Многие религиозные практики и верования «ибо» походят на те, что можно найти в Ветхом Завете: «Мы также практиковали обычай обрезания (свойственный, как я полагаю, тому народу), приносили жертвы всесожжения и совершали омовения и очищения в тех же случаях, что и они». Чистоплотность «составляет часть религии, и потому мы совершаем множество очищений и омовений; если мне не изменяет память, делаем мы это так же часто и при тех же обстоятельствах, что и иудеи». Также соблюдалась заповедь не поминать имя Господа всуе: «Помню, что мы никогда не оскверняли дорогие нам имена, напротив, всегда упоминали их с большим почтением; и нам вовсе незнакомы сквернословие и все те оскорбительные и бранные речения, столь охотно и изобильно находящие применение в языках более цивилизованных народов» (63).
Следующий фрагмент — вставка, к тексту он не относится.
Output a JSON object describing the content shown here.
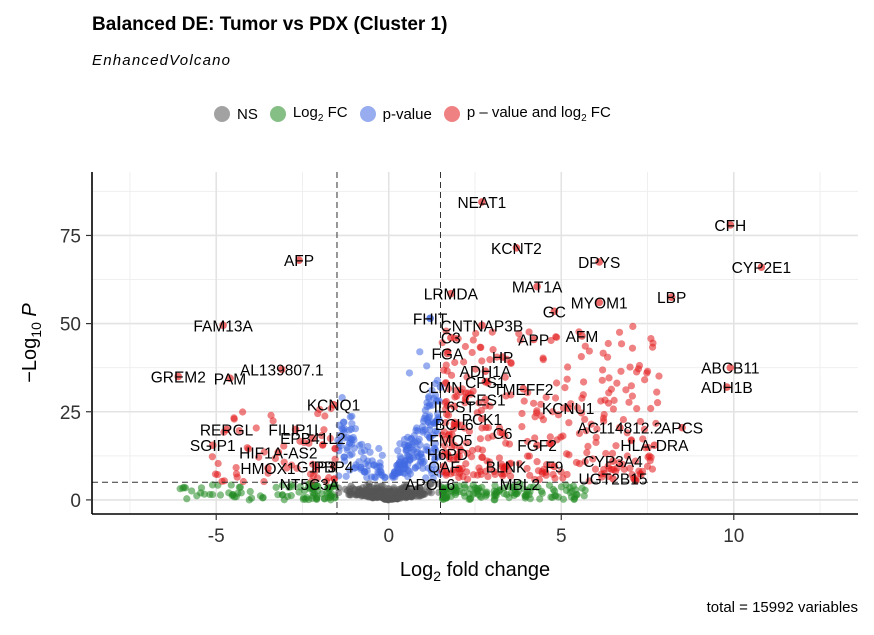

Экономика «Ибо» сельскохозяйственная и по большей части скорее самодостаточная, нежели рыночная и зависящая от торговли с иноземцами, поэтому деревня Эквиано представляет собою микрокосм всего царства: «Образ жизни и способ правления у народа, мало торгующего с другими странами, обычно самого простого свойства, и отражением того, каким образом управляется целый народ, может служить устройство жизни в отдельной семье или деревне» (51). «Необычайно богатая и плодородная», его земля «Ибо» «в изобилии родит все виды съедобных растений». «Обширные пространства заняты полями маиса, хлопка и табака», выращивается «множество чудесных фруктов, которых я никогда не видел в Европе; в изобилии встречается камедь различных видов и мед». Так как «больше всего людей занято в сельском хозяйстве и все усердие наше прилагаем мы к возделыванию этих даров природы то мы с самых ранних лет приучаемся к труду» (58). «Поскольку нравы наши просты, то и роскошь чрезвычайно редка» и «образ жизни у нас очень прост, местным жителям пока еще незнакомы кулинарные изыски, портящие вкус» (54). Пищу их составляет говядина, козлятина и мясо птицы, приправленные «перцем и другими специями», а также «солью, получаемой из древесной золы». Главные их овощи «плантаны, ид [съедобное клубневое растение], ямс, бобы и маис». Домашний скот «является также главным богатством нашей страны и основным предметом торговли». Эквиано явился из культуры, склонной к воздержанности и где «чистоплотность вообще чрезвычайно высока во всяких обстоятельствах», а «крепкое спиртное совершенно неизвестно», и употребляется только пальмовое вино. Их «главный предмет роскоши» благовония (55). «Каждый привносит что-нибудь в общее дело; и, поскольку безделье нам неведомо, у нас не бывает нищих» (58).